The Māori Picture Dictionary Te Papakupu Whakaahua contains illlustrations of 1400 everyday words chosen by Margaret Sinclair and Ross Calman, authors of The Raupo Essential Maori Dictionary.


Leafing through The Māori Picture Dictionary Te Papakupu Whakaahua, I was immediately captivated by the brilliant illustrations created by two up-and-coming Māori artists, Josh Morgan and Isobel Te Aho-White. Their delightful sense of humour makes the dictionary an engaging book to read.


Picture dictionaries often focus mainly on nouns, and while this dictionary includes plenty of illustrations of familiar objects, creatures, parts of the body, games and technology, it also includes words for feelings and actions. It’s a uniquely Aotearoa dictionary, with many words and illustrations directly related to Māori culture, for example, “action song waiata ā-ringa”, “ancestor tupuna, “chief rangatira” and “challenge wero”.
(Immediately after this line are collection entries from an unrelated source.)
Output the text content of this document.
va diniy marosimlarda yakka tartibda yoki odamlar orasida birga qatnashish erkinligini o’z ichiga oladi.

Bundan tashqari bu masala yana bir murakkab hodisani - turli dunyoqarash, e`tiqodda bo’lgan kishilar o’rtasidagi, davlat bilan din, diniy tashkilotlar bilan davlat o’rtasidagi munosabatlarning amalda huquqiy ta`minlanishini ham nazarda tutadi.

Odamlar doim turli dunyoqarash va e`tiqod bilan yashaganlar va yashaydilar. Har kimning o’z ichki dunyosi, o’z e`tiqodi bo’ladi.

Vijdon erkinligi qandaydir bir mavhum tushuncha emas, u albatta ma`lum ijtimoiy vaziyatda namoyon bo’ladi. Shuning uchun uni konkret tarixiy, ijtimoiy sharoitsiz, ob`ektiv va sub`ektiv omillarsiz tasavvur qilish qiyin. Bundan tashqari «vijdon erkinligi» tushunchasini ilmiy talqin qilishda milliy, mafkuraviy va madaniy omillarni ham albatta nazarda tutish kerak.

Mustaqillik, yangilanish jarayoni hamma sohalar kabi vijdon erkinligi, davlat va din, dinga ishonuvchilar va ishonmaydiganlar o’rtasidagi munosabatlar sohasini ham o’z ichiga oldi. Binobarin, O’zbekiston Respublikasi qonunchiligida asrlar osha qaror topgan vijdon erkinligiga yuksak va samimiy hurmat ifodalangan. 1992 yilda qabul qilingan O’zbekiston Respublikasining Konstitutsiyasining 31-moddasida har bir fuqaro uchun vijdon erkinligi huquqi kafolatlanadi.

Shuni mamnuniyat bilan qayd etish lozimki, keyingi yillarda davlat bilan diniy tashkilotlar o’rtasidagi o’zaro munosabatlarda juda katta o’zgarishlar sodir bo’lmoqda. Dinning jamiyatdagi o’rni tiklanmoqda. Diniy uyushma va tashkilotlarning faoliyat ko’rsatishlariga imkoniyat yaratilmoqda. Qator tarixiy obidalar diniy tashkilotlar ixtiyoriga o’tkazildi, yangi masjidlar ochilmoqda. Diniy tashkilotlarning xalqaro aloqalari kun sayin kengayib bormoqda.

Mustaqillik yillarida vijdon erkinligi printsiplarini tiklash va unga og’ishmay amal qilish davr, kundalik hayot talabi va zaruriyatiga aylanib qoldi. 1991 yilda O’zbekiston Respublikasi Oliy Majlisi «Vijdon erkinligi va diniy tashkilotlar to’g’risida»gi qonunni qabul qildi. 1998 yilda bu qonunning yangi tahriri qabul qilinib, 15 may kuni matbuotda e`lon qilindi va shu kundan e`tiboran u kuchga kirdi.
The words are in alphabetical order based on their English translations, with Māori words in bold text. I especially liked the occasional inclusion of short sentences in both English and Te Reo that show how a word can be used in a sentence.


Word lists for days of the week, months of the year, numbers, colours, shapes, parts of the body and cities and towns on Aotearoa have been provided at the back of the dictionary, along with a useful index of Māori to English words. There are also three full-page themed illustrations based on a classroom, a home and on the marae. It might have been useful to include a pronunciation guide for those who are at the beginning of their te reo journey.


The fun and colourful illustrations and the carefully chosen words, mean that every child will enjoy learning from it but it will be especially great for visual learners who learn best through images. It would provide lots of opportunities for doing fun interactive activities together.


This dictionary will appeal to children, but it is great for adult learners too. Many of us regret never having had the opportunity to learn te reo at school but now we can learn it alongside our children and grandchildren or via online or in-person classes. As a te reo learner, I sometimes get frustrated trying to get my head around the grammar and how to structure sentences, despite the encouragement of my kaiako (te reo teacher). But this picture dictionary makes acquiring Māori vocabulary fun. Focusing on learning the 1400 words and phrases in the book is building my confidence to continue on my te reo journey.


It’s exciting to see so many new resources to support and strengthen the learning of te reo Māori, and this is a particularly special one in the mix.